We need to set up industry-led research centres synchronised with our academic prowess. Our academicians need to take time out of just teaching and get into research as well or at least assist the researchers with their experience. Our universities need to grow out of being just places for classroom teaching and work towards integration with the industry to understand their needs and be their best consultants. An academician doesn’t necessarily need to leave the campus forever and join organisations like the Boston Consultancy group to turn back and advice a viable implementation to the university he left. We have talent inside the campus, if I may say so, and these people need to rally all our strong points and help our educational institutes become a global force.

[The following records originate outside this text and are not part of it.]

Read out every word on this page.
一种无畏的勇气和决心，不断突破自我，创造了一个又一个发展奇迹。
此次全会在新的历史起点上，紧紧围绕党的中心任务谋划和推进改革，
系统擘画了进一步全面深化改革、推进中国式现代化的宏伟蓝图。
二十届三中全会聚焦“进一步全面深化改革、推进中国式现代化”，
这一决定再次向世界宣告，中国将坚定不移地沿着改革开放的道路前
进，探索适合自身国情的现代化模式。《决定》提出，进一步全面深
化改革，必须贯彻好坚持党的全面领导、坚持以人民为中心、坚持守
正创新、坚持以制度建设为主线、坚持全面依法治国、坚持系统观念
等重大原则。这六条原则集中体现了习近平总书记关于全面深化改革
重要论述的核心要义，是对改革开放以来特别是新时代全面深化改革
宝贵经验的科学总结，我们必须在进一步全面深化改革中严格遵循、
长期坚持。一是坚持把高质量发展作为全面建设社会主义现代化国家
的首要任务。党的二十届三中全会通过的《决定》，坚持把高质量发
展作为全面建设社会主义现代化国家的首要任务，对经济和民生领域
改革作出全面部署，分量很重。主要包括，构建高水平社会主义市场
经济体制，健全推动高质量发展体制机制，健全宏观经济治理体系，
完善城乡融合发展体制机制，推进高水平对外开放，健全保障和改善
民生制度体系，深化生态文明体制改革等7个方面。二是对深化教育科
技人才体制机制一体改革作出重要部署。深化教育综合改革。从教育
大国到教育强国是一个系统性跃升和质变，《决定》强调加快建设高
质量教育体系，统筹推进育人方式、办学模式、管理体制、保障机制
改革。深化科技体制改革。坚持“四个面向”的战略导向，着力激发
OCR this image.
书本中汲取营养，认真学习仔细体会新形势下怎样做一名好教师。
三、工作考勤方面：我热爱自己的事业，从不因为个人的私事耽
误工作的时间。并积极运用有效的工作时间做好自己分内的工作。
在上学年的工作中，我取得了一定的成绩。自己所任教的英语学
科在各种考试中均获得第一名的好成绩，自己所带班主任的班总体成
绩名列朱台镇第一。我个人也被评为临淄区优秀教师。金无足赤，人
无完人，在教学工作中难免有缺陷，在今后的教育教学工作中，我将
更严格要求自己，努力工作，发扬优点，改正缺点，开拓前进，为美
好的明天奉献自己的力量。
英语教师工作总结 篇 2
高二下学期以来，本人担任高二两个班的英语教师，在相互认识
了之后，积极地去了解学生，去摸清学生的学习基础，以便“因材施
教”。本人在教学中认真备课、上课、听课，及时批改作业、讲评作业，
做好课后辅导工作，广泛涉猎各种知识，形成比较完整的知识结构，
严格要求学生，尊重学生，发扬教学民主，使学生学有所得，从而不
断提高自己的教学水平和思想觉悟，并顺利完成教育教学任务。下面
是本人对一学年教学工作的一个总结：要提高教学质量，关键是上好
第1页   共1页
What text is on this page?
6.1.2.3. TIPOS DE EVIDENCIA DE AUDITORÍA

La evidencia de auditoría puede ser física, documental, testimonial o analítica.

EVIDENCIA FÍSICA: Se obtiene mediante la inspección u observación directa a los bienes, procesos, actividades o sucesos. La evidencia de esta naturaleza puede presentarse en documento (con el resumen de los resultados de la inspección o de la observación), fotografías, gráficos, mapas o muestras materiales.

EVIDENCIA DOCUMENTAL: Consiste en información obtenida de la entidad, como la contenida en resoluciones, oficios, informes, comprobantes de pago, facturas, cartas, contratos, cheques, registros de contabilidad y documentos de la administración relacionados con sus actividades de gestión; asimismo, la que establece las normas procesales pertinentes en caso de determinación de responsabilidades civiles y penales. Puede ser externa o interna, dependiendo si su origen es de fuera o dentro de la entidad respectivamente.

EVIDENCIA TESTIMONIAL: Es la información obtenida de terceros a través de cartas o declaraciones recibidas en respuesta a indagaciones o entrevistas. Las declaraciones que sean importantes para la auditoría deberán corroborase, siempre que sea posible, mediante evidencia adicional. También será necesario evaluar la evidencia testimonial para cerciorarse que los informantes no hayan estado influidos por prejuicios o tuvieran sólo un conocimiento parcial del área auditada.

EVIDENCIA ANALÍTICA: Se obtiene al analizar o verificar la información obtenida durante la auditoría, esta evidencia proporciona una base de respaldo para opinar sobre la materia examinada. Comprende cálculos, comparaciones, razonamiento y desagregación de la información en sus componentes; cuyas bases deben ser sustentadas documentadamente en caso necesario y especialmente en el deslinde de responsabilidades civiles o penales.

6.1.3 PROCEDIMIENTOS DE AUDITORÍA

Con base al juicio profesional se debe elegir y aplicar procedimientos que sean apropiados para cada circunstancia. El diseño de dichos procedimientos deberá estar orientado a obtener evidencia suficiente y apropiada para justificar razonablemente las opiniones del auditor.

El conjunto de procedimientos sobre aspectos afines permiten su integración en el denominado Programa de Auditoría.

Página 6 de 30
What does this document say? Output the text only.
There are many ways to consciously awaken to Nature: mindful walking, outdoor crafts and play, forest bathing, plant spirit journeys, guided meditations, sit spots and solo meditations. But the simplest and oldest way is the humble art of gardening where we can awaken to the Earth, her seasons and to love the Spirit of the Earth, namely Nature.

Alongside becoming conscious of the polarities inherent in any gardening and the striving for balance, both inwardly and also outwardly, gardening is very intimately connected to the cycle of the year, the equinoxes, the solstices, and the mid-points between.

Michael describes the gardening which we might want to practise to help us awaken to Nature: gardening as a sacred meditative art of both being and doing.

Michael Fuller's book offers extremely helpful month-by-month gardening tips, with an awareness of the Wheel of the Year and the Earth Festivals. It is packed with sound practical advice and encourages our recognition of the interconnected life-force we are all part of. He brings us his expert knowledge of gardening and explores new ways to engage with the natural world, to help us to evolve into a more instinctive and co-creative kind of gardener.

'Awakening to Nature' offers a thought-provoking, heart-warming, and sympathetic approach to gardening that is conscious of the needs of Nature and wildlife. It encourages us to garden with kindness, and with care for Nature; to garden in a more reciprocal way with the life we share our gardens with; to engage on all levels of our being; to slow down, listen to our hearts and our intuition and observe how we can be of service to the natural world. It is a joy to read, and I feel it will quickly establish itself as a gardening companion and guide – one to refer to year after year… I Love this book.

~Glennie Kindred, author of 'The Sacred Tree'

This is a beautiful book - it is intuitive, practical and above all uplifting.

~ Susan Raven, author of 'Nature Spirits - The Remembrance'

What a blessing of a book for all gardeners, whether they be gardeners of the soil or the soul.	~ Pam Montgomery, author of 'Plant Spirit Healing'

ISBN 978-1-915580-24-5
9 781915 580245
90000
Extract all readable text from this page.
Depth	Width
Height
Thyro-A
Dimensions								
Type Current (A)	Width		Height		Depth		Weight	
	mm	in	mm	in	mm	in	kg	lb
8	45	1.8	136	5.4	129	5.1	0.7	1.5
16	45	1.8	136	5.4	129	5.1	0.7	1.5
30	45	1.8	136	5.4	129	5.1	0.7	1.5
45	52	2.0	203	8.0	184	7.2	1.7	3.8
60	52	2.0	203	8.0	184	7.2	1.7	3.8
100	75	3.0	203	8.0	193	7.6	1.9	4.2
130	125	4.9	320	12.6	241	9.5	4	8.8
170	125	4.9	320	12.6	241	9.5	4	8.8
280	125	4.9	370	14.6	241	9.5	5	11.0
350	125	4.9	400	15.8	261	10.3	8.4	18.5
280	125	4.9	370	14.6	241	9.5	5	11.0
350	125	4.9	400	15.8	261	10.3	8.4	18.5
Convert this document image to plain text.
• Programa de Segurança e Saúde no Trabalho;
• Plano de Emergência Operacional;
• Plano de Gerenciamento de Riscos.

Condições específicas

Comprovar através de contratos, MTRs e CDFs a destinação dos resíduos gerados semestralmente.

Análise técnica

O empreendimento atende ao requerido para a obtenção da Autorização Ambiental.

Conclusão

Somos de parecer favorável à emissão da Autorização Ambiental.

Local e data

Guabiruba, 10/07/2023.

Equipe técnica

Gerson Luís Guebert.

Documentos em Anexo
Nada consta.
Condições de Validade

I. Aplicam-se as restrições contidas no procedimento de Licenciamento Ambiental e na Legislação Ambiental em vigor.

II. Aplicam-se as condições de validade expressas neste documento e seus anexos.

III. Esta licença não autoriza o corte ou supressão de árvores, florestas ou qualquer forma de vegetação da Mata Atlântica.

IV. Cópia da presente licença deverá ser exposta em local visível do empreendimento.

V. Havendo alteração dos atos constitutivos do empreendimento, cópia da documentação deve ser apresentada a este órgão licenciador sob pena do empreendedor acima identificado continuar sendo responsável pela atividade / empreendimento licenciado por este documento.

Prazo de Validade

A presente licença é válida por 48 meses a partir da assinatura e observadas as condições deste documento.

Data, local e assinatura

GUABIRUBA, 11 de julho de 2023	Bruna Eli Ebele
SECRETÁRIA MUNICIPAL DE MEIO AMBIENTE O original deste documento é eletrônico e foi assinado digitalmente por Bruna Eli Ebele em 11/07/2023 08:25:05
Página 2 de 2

What stops us from ensuring that the brains from our institutes of higher learning, and I don’t mean only the IITs and the IIMs here, come together and brain-storm to add value to every aspect of business strategy and technology management? After all, the competitive environment is no longer limited to our States or exists within the nation’s boundary… and if the competition is global, we need to have a competitive edge that creates global forces out of us for sure.
The path isn’t easy but we need to understand that globalisation of education isn’t about foreign universities opening their doors to more and more students from India… and ‘Make in India’ isn’t just about multi-nationals setting up manufacturing bases here. There is much more to these three seemingly innocuous words: ‘Make in India’… and our universities and institutes need to jump in the globalisation pool and tell the world that we can swim just as well. Our education system needs to rise as one cohesive brand ready to have patrons in the shape of collaborators and buyers in the form of students from the global arena.